Advice to kids: "It's really important to develop a strong relationship with both parents.
"It's always good to have an adult mentor, because sometimes the parents aren't always gonna be there (for you) when they're going through hard times of their own."
Advice to parents: "I would tell the parents that they have to be mature around the children and not say anything bad about the other parent to the child because it really messes the child up.
"Parents should never fight in front of their children. It's never, ever good to argue within the vicinity of the child because that's very painful.
"I think that the key point is communication between the parents. And part of the communication between parents is also communicating with their children."
Keenen Brannon, 12: "I was about 6 or 7 when my parents divorced. I'm still not used to it. One of my friends had both of his parents living together, and I felt jealous. I miss living with my dad and my mom. I'm still kind of mad at them for not sticking together and raising me as both parents.
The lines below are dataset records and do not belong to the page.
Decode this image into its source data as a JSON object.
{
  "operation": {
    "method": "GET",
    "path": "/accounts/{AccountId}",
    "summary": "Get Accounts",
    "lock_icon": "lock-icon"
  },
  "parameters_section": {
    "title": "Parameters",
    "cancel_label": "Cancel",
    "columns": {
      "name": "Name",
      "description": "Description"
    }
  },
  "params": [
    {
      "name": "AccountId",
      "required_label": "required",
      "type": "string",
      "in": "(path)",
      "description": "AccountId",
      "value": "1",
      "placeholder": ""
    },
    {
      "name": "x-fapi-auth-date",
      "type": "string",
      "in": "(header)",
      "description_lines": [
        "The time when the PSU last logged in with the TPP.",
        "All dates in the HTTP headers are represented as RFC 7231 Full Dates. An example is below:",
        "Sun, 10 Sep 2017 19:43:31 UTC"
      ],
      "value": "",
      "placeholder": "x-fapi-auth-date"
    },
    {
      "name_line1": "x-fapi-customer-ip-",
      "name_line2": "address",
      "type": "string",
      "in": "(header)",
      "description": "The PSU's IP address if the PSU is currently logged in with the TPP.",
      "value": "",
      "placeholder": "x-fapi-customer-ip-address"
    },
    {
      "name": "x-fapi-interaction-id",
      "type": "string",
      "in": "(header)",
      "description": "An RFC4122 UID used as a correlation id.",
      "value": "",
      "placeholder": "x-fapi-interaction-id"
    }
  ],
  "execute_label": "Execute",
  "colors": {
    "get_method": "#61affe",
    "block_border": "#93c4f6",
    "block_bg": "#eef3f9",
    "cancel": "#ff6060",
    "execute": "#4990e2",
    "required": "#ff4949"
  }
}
"I think the reasons that they split apart aren't really reasonable. And I think they should come back together one day.
"Now I live with my mom. I see my dad every once in a while, though. Every time I see my dad, I spend a week or sometimes a few months with him.
"The good thing about the divorce is that I don't have to hear any more fights going on around the house all the time. I don't think my father is happier since the divorce, but I think my mother is."
"They both still treat me the same. Both have the same rules, and they want me to clean up around the house and everything. I think it helps having the same rules with both parents."
Advice to kids: "Don't blame yourself for the divorce because it's really not your fault, and go on.
"Keep in contact with both your parents, even though both of them aren't living with you.
"Ask older brothers and sisters or stepbrothers and sisters to help you out. They help you understand better because they might have already been through a similar experience if you have different fathers or different mothers.
"Try to get along with the person (your parent) is with. Don't be mad at them just because they're with your mom or your dad."
Advice to parents: "Tell your kids that the divorce isn't their fault, and try to help them deal with it better. Involve the kids in the decisions that need to be made about the divorce because they are gonna be affected by the changes, too."